Although he professed faithfulness to communism, the independent spirit of Kundera's writing soon got him into trouble.
He was expelled from the party in 1950, re-joined in 1956 and was expelled a second time in 1970 after the Prague Spring reform movement -- in which he was seen as playing a role -- was crushed.
- Locked out -
Kundera's first novel "The Joke", a work of dark humour about the one-party state published in 1967, led to a ban on his writing in Czechoslovakia while also making him famous in his homeland.
In 1975, he and his wife Vera went into exile in France, where he worked for four years as an assistant professor at the University of Rennes.

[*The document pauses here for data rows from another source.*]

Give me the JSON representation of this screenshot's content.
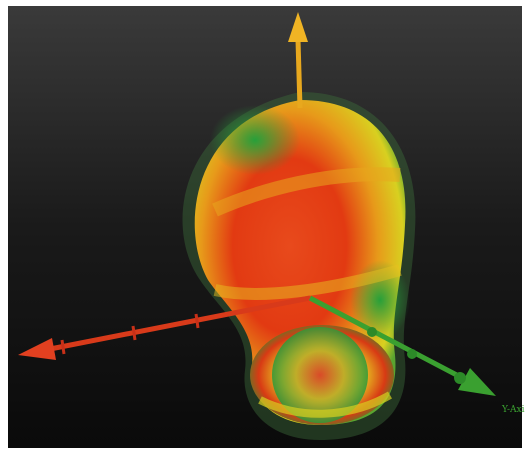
{
  "labels": {
    "y_axis": "Y-Axi"
  }
}
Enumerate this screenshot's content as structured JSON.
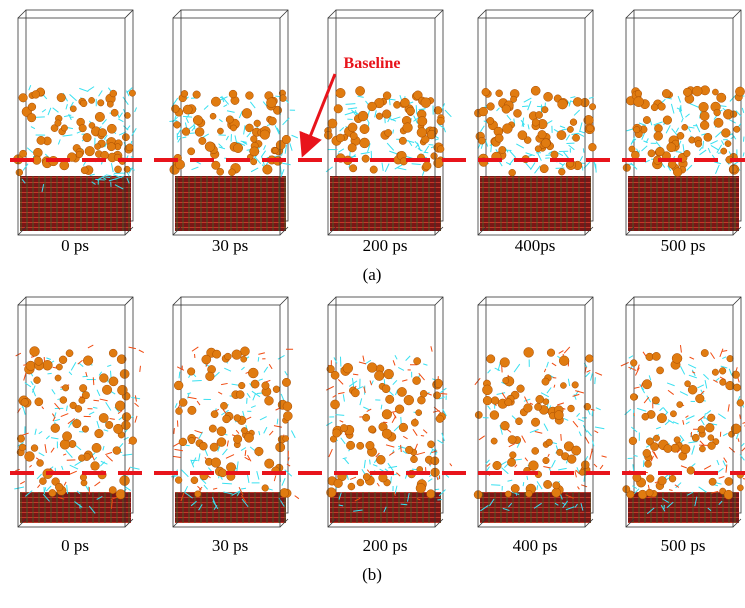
{
  "figure": {
    "annotation": "Baseline",
    "rows": [
      {
        "label": "(a)",
        "times": [
          "0 ps",
          "30 ps",
          "200 ps",
          "400ps",
          "500 ps"
        ]
      },
      {
        "label": "(b)",
        "times": [
          "0 ps",
          "30 ps",
          "200 ps",
          "400 ps",
          "500 ps"
        ]
      }
    ]
  }
}
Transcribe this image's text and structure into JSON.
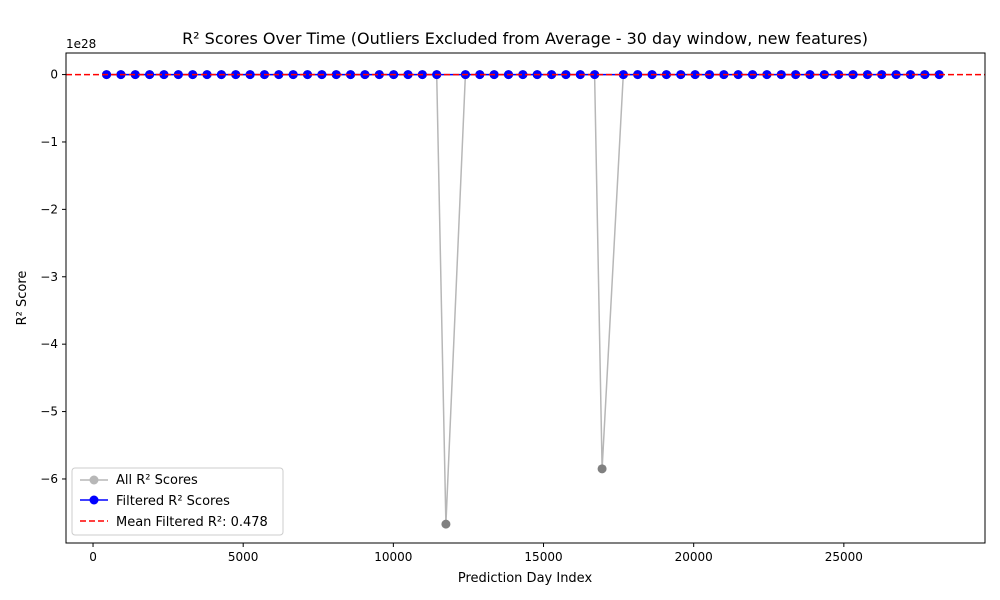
{
  "chart_data": {
    "type": "line",
    "title": "R² Scores Over Time (Outliers Excluded from Average - 30 day window, new features)",
    "xlabel": "Prediction Day Index",
    "ylabel": "R² Score",
    "offset_text": "1e28",
    "xlim": [
      -900,
      29700
    ],
    "ylim": [
      -6.95,
      0.32
    ],
    "x_ticks": [
      0,
      5000,
      10000,
      15000,
      20000,
      25000
    ],
    "x_tick_labels": [
      "0",
      "5000",
      "10000",
      "15000",
      "20000",
      "25000"
    ],
    "y_ticks": [
      0,
      -1,
      -2,
      -3,
      -4,
      -5,
      -6
    ],
    "y_tick_labels": [
      "0",
      "−1",
      "−2",
      "−3",
      "−4",
      "−5",
      "−6"
    ],
    "grid": false,
    "legend_position": "lower-left",
    "series": [
      {
        "name": "All R² Scores",
        "color": "#808080",
        "line_color": "#b7b7b7",
        "marker": "circle",
        "outliers": [
          {
            "x": 11750,
            "y": -6.67
          },
          {
            "x": 16950,
            "y": -5.85
          }
        ]
      },
      {
        "name": "Filtered R² Scores",
        "color": "#0000ff",
        "line_color": "#0000ff",
        "marker": "circle",
        "x_start": 450,
        "x_end": 28350,
        "x_step": 478,
        "y_value": 0,
        "excluded_x": [
          11750,
          16950
        ]
      }
    ],
    "reference_lines": [
      {
        "name": "Mean Filtered R²: 0.478",
        "y": 0.478,
        "color": "#ff0000",
        "style": "dashed"
      }
    ]
  }
}
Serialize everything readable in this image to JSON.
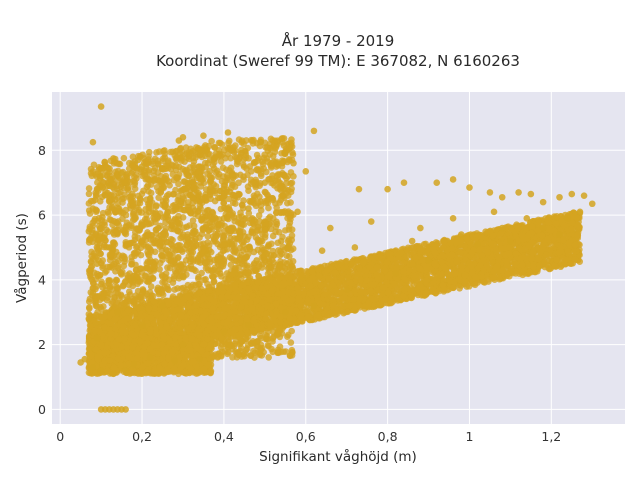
{
  "chart_data": {
    "type": "scatter",
    "title_lines": [
      "År 1979 - 2019",
      "Koordinat (Sweref 99 TM): E 367082, N 6160263"
    ],
    "xlabel": "Signifikant våghöjd (m)",
    "ylabel": "Vågperiod (s)",
    "xlim": [
      -0.02,
      1.38
    ],
    "ylim": [
      -0.45,
      9.8
    ],
    "xticks": [
      0,
      0.2,
      0.4,
      0.6,
      0.8,
      1,
      1.2
    ],
    "xtick_labels": [
      "0",
      "0,2",
      "0,4",
      "0,6",
      "0,8",
      "1",
      "1,2"
    ],
    "yticks": [
      0,
      2,
      4,
      6,
      8
    ],
    "ytick_labels": [
      "0",
      "2",
      "4",
      "6",
      "8"
    ],
    "grid": true,
    "legend": "none",
    "colors": {
      "marker": "#d4a420",
      "plot_bg": "#e5e5f0",
      "grid": "#ffffff"
    },
    "series": [
      {
        "points": [
          [
            0.1,
            9.35
          ],
          [
            0.08,
            8.25
          ],
          [
            0.13,
            7.75
          ],
          [
            0.19,
            7.7
          ],
          [
            0.62,
            8.6
          ],
          [
            0.41,
            8.55
          ],
          [
            0.35,
            8.45
          ],
          [
            0.3,
            8.4
          ],
          [
            0.29,
            8.3
          ],
          [
            0.49,
            8.25
          ],
          [
            0.55,
            7.9
          ],
          [
            0.57,
            7.6
          ],
          [
            0.6,
            7.35
          ],
          [
            0.53,
            7.6
          ],
          [
            0.5,
            7.0
          ],
          [
            0.73,
            6.8
          ],
          [
            0.8,
            6.8
          ],
          [
            0.84,
            7.0
          ],
          [
            0.92,
            7.0
          ],
          [
            0.96,
            7.1
          ],
          [
            1.0,
            6.85
          ],
          [
            1.05,
            6.7
          ],
          [
            1.08,
            6.55
          ],
          [
            1.12,
            6.7
          ],
          [
            1.15,
            6.65
          ],
          [
            1.18,
            6.4
          ],
          [
            1.22,
            6.55
          ],
          [
            1.25,
            6.65
          ],
          [
            1.28,
            6.6
          ],
          [
            1.3,
            6.35
          ],
          [
            1.27,
            6.1
          ],
          [
            1.24,
            5.9
          ],
          [
            1.22,
            5.4
          ],
          [
            1.18,
            5.6
          ],
          [
            1.1,
            5.2
          ],
          [
            1.02,
            5.1
          ],
          [
            0.9,
            4.6
          ],
          [
            0.82,
            4.2
          ],
          [
            0.7,
            3.7
          ],
          [
            0.62,
            3.2
          ],
          [
            0.55,
            3.0
          ],
          [
            0.46,
            2.6
          ],
          [
            0.4,
            2.4
          ],
          [
            0.3,
            2.0
          ],
          [
            0.22,
            1.6
          ],
          [
            0.18,
            1.4
          ],
          [
            0.16,
            1.2
          ],
          [
            0.13,
            1.1
          ],
          [
            0.1,
            1.2
          ],
          [
            0.08,
            1.3
          ],
          [
            0.05,
            1.45
          ],
          [
            0.06,
            1.55
          ],
          [
            0.09,
            2.2
          ],
          [
            0.07,
            2.8
          ],
          [
            0.08,
            3.6
          ],
          [
            0.09,
            4.5
          ],
          [
            0.07,
            5.5
          ],
          [
            0.08,
            6.2
          ],
          [
            0.09,
            6.8
          ],
          [
            0.1,
            7.2
          ],
          [
            0.12,
            6.9
          ],
          [
            0.15,
            7.3
          ],
          [
            0.2,
            7.5
          ],
          [
            0.22,
            6.5
          ],
          [
            0.26,
            6.0
          ],
          [
            0.33,
            5.5
          ],
          [
            0.4,
            5.9
          ],
          [
            0.46,
            6.2
          ],
          [
            0.58,
            6.1
          ],
          [
            0.66,
            5.6
          ],
          [
            0.76,
            5.8
          ],
          [
            0.88,
            5.6
          ],
          [
            0.96,
            5.9
          ],
          [
            1.06,
            6.1
          ],
          [
            1.14,
            5.9
          ],
          [
            0.1,
            0.0
          ],
          [
            0.11,
            0.0
          ],
          [
            0.12,
            0.0
          ],
          [
            0.13,
            0.0
          ],
          [
            0.14,
            0.0
          ],
          [
            0.15,
            0.0
          ],
          [
            0.16,
            0.0
          ],
          [
            0.28,
            1.5
          ],
          [
            0.34,
            1.55
          ],
          [
            0.25,
            3.2
          ],
          [
            0.3,
            4.1
          ],
          [
            0.36,
            4.8
          ],
          [
            0.42,
            5.1
          ],
          [
            0.48,
            4.6
          ],
          [
            0.54,
            5.2
          ],
          [
            0.64,
            4.9
          ],
          [
            0.72,
            5.0
          ],
          [
            0.86,
            5.2
          ],
          [
            0.98,
            5.4
          ],
          [
            1.08,
            5.6
          ],
          [
            0.2,
            2.6
          ],
          [
            0.14,
            3.0
          ],
          [
            0.18,
            4.0
          ],
          [
            0.12,
            5.0
          ],
          [
            0.24,
            5.6
          ]
        ]
      }
    ]
  }
}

They were stripped of their Czech nationality in 1979.
In his adopted home, where he became a citizen in 1981, his reputation and success grew as translations of his novels appeared, such as "Life is Elsewhere" (1973) set in Czechoslovakia about a poet entrapped by the Communist regime.
"The Book of Laughter and Forgetting" (1979) playfully explored through seven interlinked narratives the nature of forgetting in politics, history and daily life.
The novel was "brilliant and original," said the New York Times in 1980, "written with a purity and wit that invite us directly in; it is also strange, with a strangeness that locks us out."
Kundera was an author "fascinated by sex, and prone to sudden, if graceful, skips into autobiography, abstract rumination, and recent Czech history," said the Times reviewer, John Updike.
By far his most famous work, "The Unbearable Lightness of Being" was published in 1984 and turned into a film starring Juliette Binoche and Daniel Day-Lewis in 1987.
The novel is a morality tale about freedom and passion, on both an individual and collective level, set against the Prague Spring and its aftermath in exile.
- No going back? -
Kundera's critics say he turned his back on fellow Czechs and dissidents following his exile in France.
In 2008, a Czech magazine accused him of being a police informer under Communist rule, which he denied as "pure lies".
In 2013, Kundera published his first novel after a 13-year hiatus.
"The Festival of Insignificance", about five friends in Paris, received mixed reviews, with The Atlantic noting its "near-impenetrable irony" and The Guardian deeming it a "stinker".
What Kundera "has to tell us seems to have less relevance", said the New York Times. "You can’t help wondering what his evolution would have been like if he had stayed, or stayed longer, in Czechoslovakia."
In 2019, the Czech Republic restored his nationality and in 2023 the Milan Kundera Library opened in his hometown of Brno.